Sybil's pretty mouth bent close to confide the startling fact that the General was going to London in the morning with the intention of bearding Mr. Ziegler in his den—otherwise, in his rooms at the Cecil. If he should be refused permission to see Ziegler, or, seeing him, should be unable to satisfy himself of his respectability, he was going straight on to Scotland Yard to impart his suspicions to the authorities. Sybil sketched the carrying out of this amazing programme and its probable consequences with much animation and ridicule, but her hearer's interest tailed off into undisguised indifference, ending in a deliberate yawn.

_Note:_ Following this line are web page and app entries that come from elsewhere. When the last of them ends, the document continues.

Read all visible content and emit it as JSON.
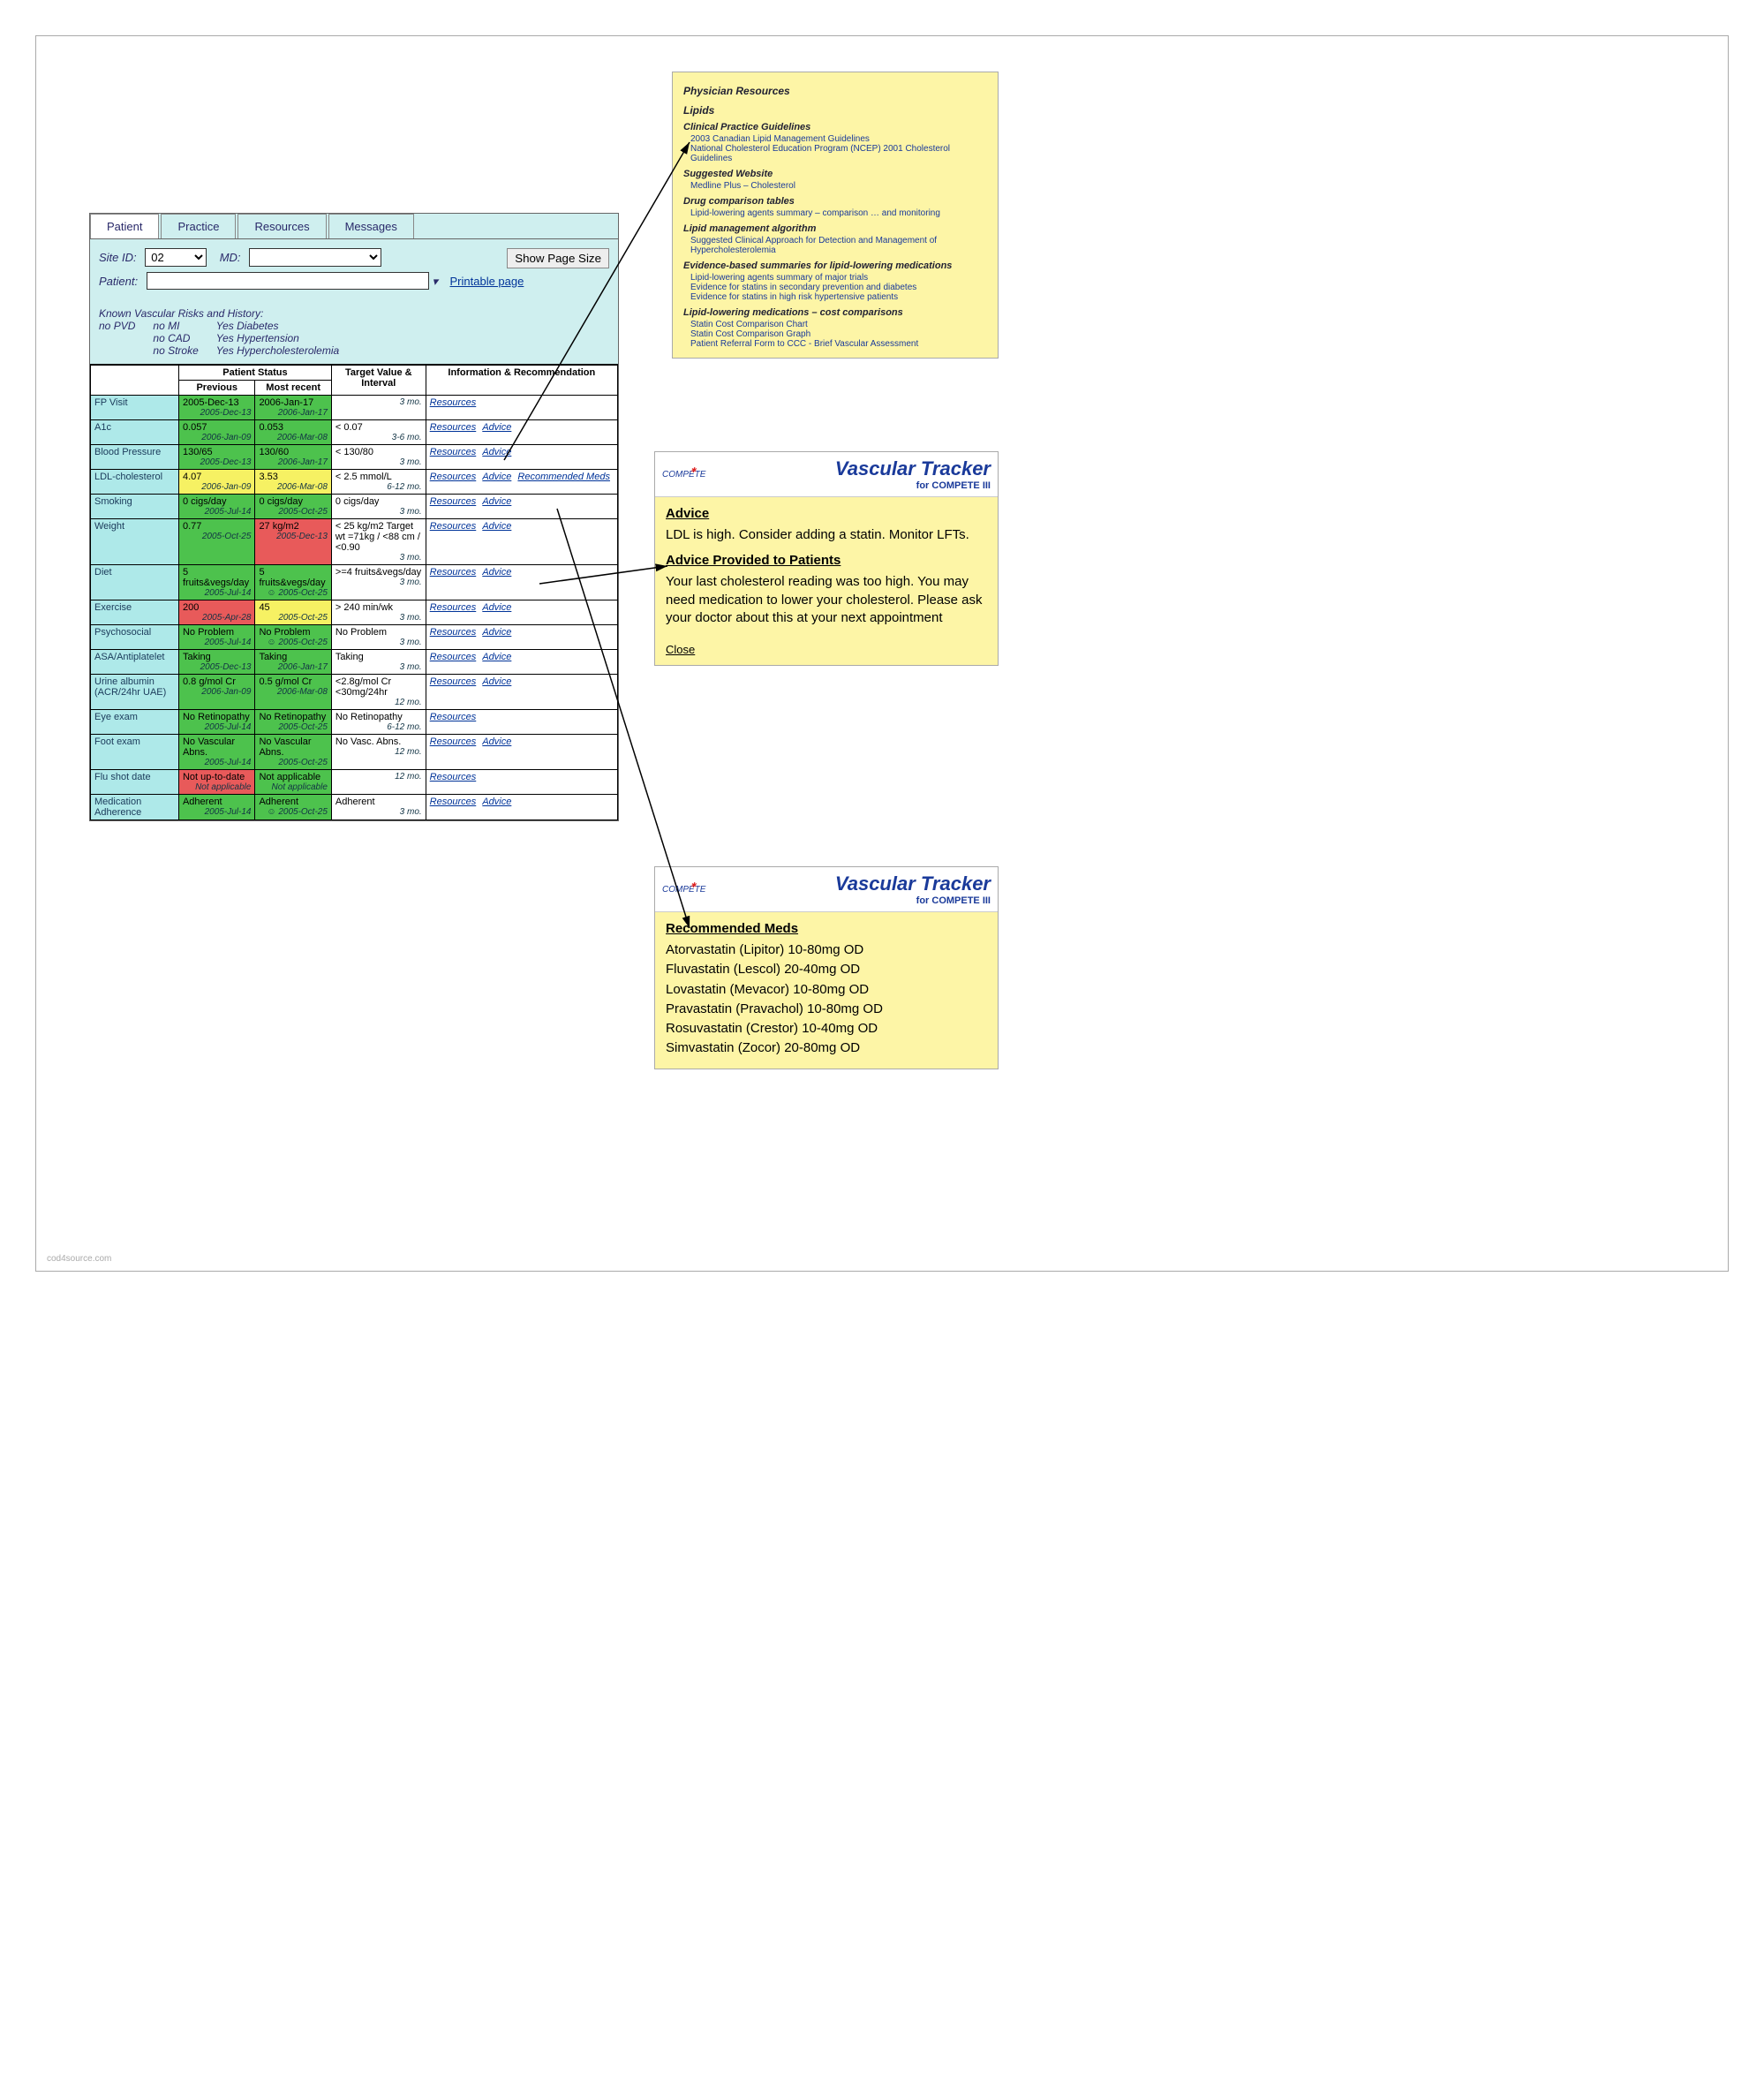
{
  "tabs": [
    "Patient",
    "Practice",
    "Resources",
    "Messages"
  ],
  "filters": {
    "siteIdLabel": "Site ID:",
    "siteIdValue": "02",
    "mdLabel": "MD:",
    "showPageBtn": "Show Page Size",
    "patientLabel": "Patient:",
    "printableLink": "Printable page"
  },
  "risks": {
    "heading": "Known Vascular Risks and History:",
    "items": [
      {
        "v": "no",
        "l": "PVD"
      },
      {
        "v": "no",
        "l": "MI"
      },
      {
        "v": "no",
        "l": "CAD"
      },
      {
        "v": "no",
        "l": "Stroke"
      },
      {
        "v": "Yes",
        "l": "Diabetes"
      },
      {
        "v": "Yes",
        "l": "Hypertension"
      },
      {
        "v": "Yes",
        "l": "Hypercholesterolemia"
      }
    ]
  },
  "tableHeaders": {
    "status": "Patient Status",
    "previous": "Previous",
    "recent": "Most recent",
    "target": "Target Value & Interval",
    "info": "Information & Recommendation"
  },
  "rows": [
    {
      "label": "FP Visit",
      "prev": {
        "v": "2005-Dec-13",
        "d": "2005-Dec-13",
        "c": "green"
      },
      "recent": {
        "v": "2006-Jan-17",
        "d": "2006-Jan-17",
        "c": "green"
      },
      "target": {
        "v": "",
        "int": "3 mo."
      },
      "links": [
        "Resources"
      ]
    },
    {
      "label": "A1c",
      "prev": {
        "v": "0.057",
        "d": "2006-Jan-09",
        "c": "green"
      },
      "recent": {
        "v": "0.053",
        "d": "2006-Mar-08",
        "c": "green"
      },
      "target": {
        "v": "< 0.07",
        "int": "3-6 mo."
      },
      "links": [
        "Resources",
        "Advice"
      ]
    },
    {
      "label": "Blood Pressure",
      "prev": {
        "v": "130/65",
        "d": "2005-Dec-13",
        "c": "green"
      },
      "recent": {
        "v": "130/60",
        "d": "2006-Jan-17",
        "c": "green"
      },
      "target": {
        "v": "< 130/80",
        "int": "3 mo."
      },
      "links": [
        "Resources",
        "Advice"
      ]
    },
    {
      "label": "LDL-cholesterol",
      "prev": {
        "v": "4.07",
        "d": "2006-Jan-09",
        "c": "yellow"
      },
      "recent": {
        "v": "3.53",
        "d": "2006-Mar-08",
        "c": "yellow"
      },
      "target": {
        "v": "< 2.5 mmol/L",
        "int": "6-12 mo."
      },
      "links": [
        "Resources",
        "Advice",
        "Recommended Meds"
      ]
    },
    {
      "label": "Smoking",
      "prev": {
        "v": "0 cigs/day",
        "d": "2005-Jul-14",
        "c": "green"
      },
      "recent": {
        "v": "0 cigs/day",
        "d": "2005-Oct-25",
        "c": "green"
      },
      "target": {
        "v": "0 cigs/day",
        "int": "3 mo."
      },
      "links": [
        "Resources",
        "Advice"
      ]
    },
    {
      "label": "Weight",
      "prev": {
        "v": "0.77",
        "d": "2005-Oct-25",
        "c": "green"
      },
      "recent": {
        "v": "27 kg/m2",
        "d": "2005-Dec-13",
        "c": "red"
      },
      "target": {
        "v": "< 25 kg/m2 Target wt =71kg / <88 cm / <0.90",
        "int": "3 mo."
      },
      "links": [
        "Resources",
        "Advice"
      ]
    },
    {
      "label": "Diet",
      "prev": {
        "v": "5 fruits&vegs/day",
        "d": "2005-Jul-14",
        "c": "green"
      },
      "recent": {
        "v": "5 fruits&vegs/day",
        "d": "☺ 2005-Oct-25",
        "c": "green"
      },
      "target": {
        "v": ">=4 fruits&vegs/day",
        "int": "3 mo."
      },
      "links": [
        "Resources",
        "Advice"
      ]
    },
    {
      "label": "Exercise",
      "prev": {
        "v": "200",
        "d": "2005-Apr-28",
        "c": "red"
      },
      "recent": {
        "v": "45",
        "d": "2005-Oct-25",
        "c": "yellow"
      },
      "target": {
        "v": "> 240 min/wk",
        "int": "3 mo."
      },
      "links": [
        "Resources",
        "Advice"
      ]
    },
    {
      "label": "Psychosocial",
      "prev": {
        "v": "No Problem",
        "d": "2005-Jul-14",
        "c": "green"
      },
      "recent": {
        "v": "No Problem",
        "d": "☺ 2005-Oct-25",
        "c": "green"
      },
      "target": {
        "v": "No Problem",
        "int": "3 mo."
      },
      "links": [
        "Resources",
        "Advice"
      ]
    },
    {
      "label": "ASA/Antiplatelet",
      "prev": {
        "v": "Taking",
        "d": "2005-Dec-13",
        "c": "green"
      },
      "recent": {
        "v": "Taking",
        "d": "2006-Jan-17",
        "c": "green"
      },
      "target": {
        "v": "Taking",
        "int": "3 mo."
      },
      "links": [
        "Resources",
        "Advice"
      ]
    },
    {
      "label": "Urine albumin (ACR/24hr UAE)",
      "prev": {
        "v": "0.8 g/mol Cr",
        "d": "2006-Jan-09",
        "c": "green"
      },
      "recent": {
        "v": "0.5 g/mol Cr",
        "d": "2006-Mar-08",
        "c": "green"
      },
      "target": {
        "v": "<2.8g/mol Cr <30mg/24hr",
        "int": "12 mo."
      },
      "links": [
        "Resources",
        "Advice"
      ]
    },
    {
      "label": "Eye exam",
      "prev": {
        "v": "No Retinopathy",
        "d": "2005-Jul-14",
        "c": "green"
      },
      "recent": {
        "v": "No Retinopathy",
        "d": "2005-Oct-25",
        "c": "green"
      },
      "target": {
        "v": "No Retinopathy",
        "int": "6-12 mo."
      },
      "links": [
        "Resources"
      ]
    },
    {
      "label": "Foot exam",
      "prev": {
        "v": "No Vascular Abns.",
        "d": "2005-Jul-14",
        "c": "green"
      },
      "recent": {
        "v": "No Vascular Abns.",
        "d": "2005-Oct-25",
        "c": "green"
      },
      "target": {
        "v": "No Vasc. Abns.",
        "int": "12 mo."
      },
      "links": [
        "Resources",
        "Advice"
      ]
    },
    {
      "label": "Flu shot date",
      "prev": {
        "v": "Not up-to-date",
        "d": "Not applicable",
        "c": "red"
      },
      "recent": {
        "v": "Not applicable",
        "d": "Not applicable",
        "c": "green"
      },
      "target": {
        "v": "",
        "int": "12 mo."
      },
      "links": [
        "Resources"
      ]
    },
    {
      "label": "Medication Adherence",
      "prev": {
        "v": "Adherent",
        "d": "2005-Jul-14",
        "c": "green"
      },
      "recent": {
        "v": "Adherent",
        "d": "☺ 2005-Oct-25",
        "c": "green"
      },
      "target": {
        "v": "Adherent",
        "int": "3 mo."
      },
      "links": [
        "Resources",
        "Advice"
      ]
    }
  ],
  "resourcesPanel": {
    "title": "Physician Resources",
    "groups": [
      {
        "h": "Lipids",
        "sub": "Clinical Practice Guidelines",
        "links": [
          "2003 Canadian Lipid Management Guidelines",
          "National Cholesterol Education Program (NCEP) 2001 Cholesterol Guidelines"
        ]
      },
      {
        "sub": "Suggested Website",
        "links": [
          "Medline Plus – Cholesterol"
        ]
      },
      {
        "sub": "Drug comparison tables",
        "links": [
          "Lipid-lowering agents summary – comparison … and monitoring"
        ]
      },
      {
        "sub": "Lipid management algorithm",
        "links": [
          "Suggested Clinical Approach for Detection and Management of Hypercholesterolemia"
        ]
      },
      {
        "sub": "Evidence-based summaries for lipid-lowering medications",
        "links": [
          "Lipid-lowering agents summary of major trials",
          "Evidence for statins in secondary prevention and diabetes",
          "Evidence for statins in high risk hypertensive patients"
        ]
      },
      {
        "sub": "Lipid-lowering medications – cost comparisons",
        "links": [
          "Statin Cost Comparison Chart",
          "Statin Cost Comparison Graph"
        ]
      },
      {
        "sub": "",
        "links": [
          "Patient Referral Form to CCC - Brief Vascular Assessment"
        ]
      }
    ]
  },
  "advicePanel": {
    "trackerTitle": "Vascular Tracker",
    "trackerSub": "for COMPETE III",
    "logo": "COMPETE",
    "h1": "Advice",
    "p1": "LDL is high. Consider adding a statin. Monitor LFTs.",
    "h2": "Advice Provided to Patients",
    "p2": "Your last cholesterol reading was too high. You may need medication to lower your cholesterol. Please ask your doctor about this at your next appointment",
    "close": "Close"
  },
  "medsPanel": {
    "trackerTitle": "Vascular Tracker",
    "trackerSub": "for COMPETE III",
    "logo": "COMPETE",
    "h1": "Recommended Meds",
    "meds": [
      "Atorvastatin (Lipitor) 10-80mg OD",
      "Fluvastatin (Lescol) 20-40mg OD",
      "Lovastatin (Mevacor) 10-80mg OD",
      "Pravastatin (Pravachol) 10-80mg OD",
      "Rosuvastatin (Crestor) 10-40mg OD",
      "Simvastatin (Zocor) 20-80mg OD"
    ]
  },
  "watermark": "cod4source.com"
}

"What a very stupid affair!" Mrs. Talmage Eglinton murmured. "Do you know, it has made me quite sleepy, and—and I think I'll go to bed. I have started a real, clawing, hammering headache. Shouldn't wonder if I am not laid up to-morrow."

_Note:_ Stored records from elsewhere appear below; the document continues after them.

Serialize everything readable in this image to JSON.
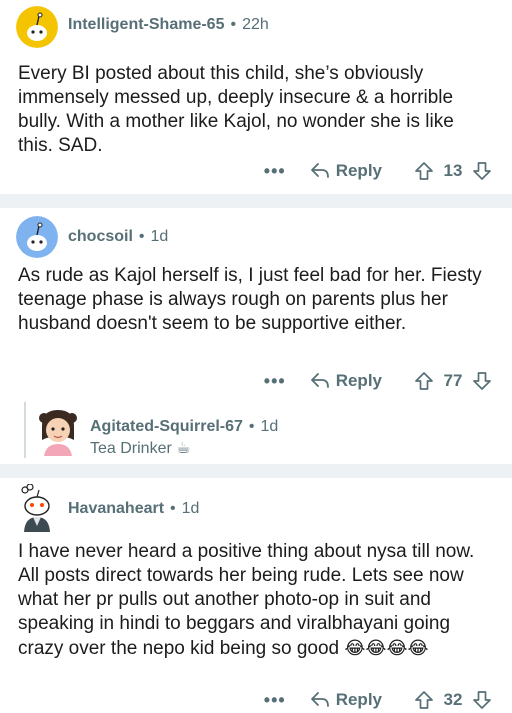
{
  "comments": [
    {
      "username": "Intelligent-Shame-65",
      "separator": "•",
      "time": "22h",
      "body": "Every BI posted about this child, she’s obviously immensely messed up, deeply insecure & a horrible bully. With a mother like Kajol, no wonder she is like this. SAD.",
      "more": "•••",
      "reply_label": "Reply",
      "votes": "13",
      "avatar_color": "#f5c400"
    },
    {
      "username": "chocsoil",
      "separator": "•",
      "time": "1d",
      "body": "As rude as Kajol herself is, I just feel bad for her. Fiesty teenage phase is always rough on parents plus her husband doesn't seem to be supportive either.",
      "more": "•••",
      "reply_label": "Reply",
      "votes": "77",
      "avatar_color": "#7fb3f0"
    },
    {
      "username": "Havanaheart",
      "separator": "•",
      "time": "1d",
      "body": "I have never heard a positive thing about nysa till now. All posts direct towards her being rude. Lets see now what her pr pulls out another photo-op in suit and speaking in hindi to beggars and viralbhayani going crazy over the nepo kid being so good",
      "emojis": "😂😂😂😂",
      "more": "•••",
      "reply_label": "Reply",
      "votes": "32"
    }
  ],
  "collapsed_reply": {
    "username": "Agitated-Squirrel-67",
    "separator": "•",
    "time": "1d",
    "flair": "Tea Drinker ☕"
  },
  "colors": {
    "meta_text": "#576f76",
    "divider": "#eef1f3",
    "thread_line": "#d3dbde"
  }
}
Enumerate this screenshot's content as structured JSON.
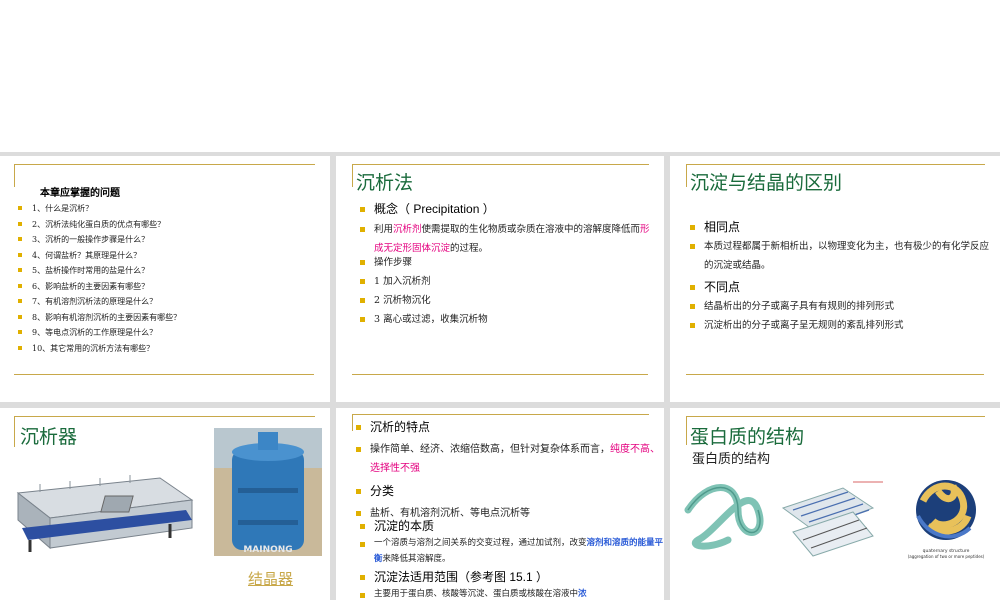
{
  "slides": {
    "s1": {
      "heading": "本章应掌握的问题",
      "questions": [
        "1、什么是沉析？",
        "2、沉析法纯化蛋白质的优点有哪些？",
        "3、沉析的一般操作步骤是什么？",
        "4、何谓盐析？其原理是什么？",
        "5、盐析操作时常用的盐是什么？",
        "6、影响盐析的主要因素有哪些？",
        "7、有机溶剂沉析法的原理是什么？",
        "8、影响有机溶剂沉析的主要因素有哪些？",
        "9、等电点沉析的工作原理是什么？",
        "10、其它常用的沉析方法有哪些？"
      ]
    },
    "s2": {
      "title": "沉析法",
      "concept": "概念（ Precipitation ）",
      "def_a": "利用",
      "def_b": "沉析剂",
      "def_c": "使需提取的生化物质或杂质在溶液中的溶解度降低而",
      "def_d": "形成无定形固体沉淀",
      "def_e": "的过程。",
      "steps_label": "操作步骤",
      "steps": [
        "1  加入沉析剂",
        "2  沉析物沉化",
        "3  离心或过滤，收集沉析物"
      ]
    },
    "s3": {
      "title": "沉淀与结晶的区别",
      "same_label": "相同点",
      "same_text": "本质过程都属于新相析出，以物理变化为主，也有极少的有化学反应的沉淀或结晶。",
      "diff_label": "不同点",
      "diff": [
        "结晶析出的分子或离子具有有规则的排列形式",
        "沉淀析出的分子或离子呈无规则的紊乱排列形式"
      ]
    },
    "s4": {
      "title": "沉析器",
      "caption": "结晶器",
      "watermark": "MAINONG"
    },
    "s5": {
      "features_label": "沉析的特点",
      "features_a": "操作简单、经济、浓缩倍数高，但针对复杂体系而言，",
      "features_b": "纯度不高、选择性不强",
      "class_label": "分类",
      "class_text": "盐析、有机溶剂沉析、等电点沉析等",
      "nature_label": "沉淀的本质",
      "nature_a": "一个溶质与溶剂之间关系的交变过程，通过加试剂，改变",
      "nature_b": "溶剂和溶质的能量平衡",
      "nature_c": "来降低其溶解度。",
      "scope_label": "沉淀法适用范围（参考图 15.1 ）",
      "scope_a": "主要用于蛋白质、核酸等沉淀、蛋白质或核酸在溶液中",
      "scope_b": "浓"
    },
    "s6": {
      "title": "蛋白质的结构",
      "subtitle": "蛋白质的结构",
      "fig_label": "quaternary structure",
      "fig_label2": "(aggregation of two or more peptides)"
    }
  },
  "colors": {
    "title_green": "#1a6b3c",
    "accent_gold": "#c8a84a",
    "bullet": "#e0b000",
    "highlight_pink": "#e4007f",
    "highlight_blue": "#2a5bd7"
  }
}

Nodding a good-night to the others, she rose and swept from the room, followed by Sybil, who, profusely sympathetic, insisted on accompanying her to her own apartments. At the door of the latter a dark-eyed, slender woman, in a black dress with broad white collar and cuffs, was standing. This was Rosa, the French maid, on whose services Mrs. Talmage Eglinton professed herself entirely dependent.

"One of my headaches, Rosa. The pink draught—quickly!" cried the incipient invalid, and pausing on the threshold she bade an affectionate good-night to her girlish admirer. "I am not really ill—only a little run down," she assured her. "I do hope I shan't have to keep my room to-morrow."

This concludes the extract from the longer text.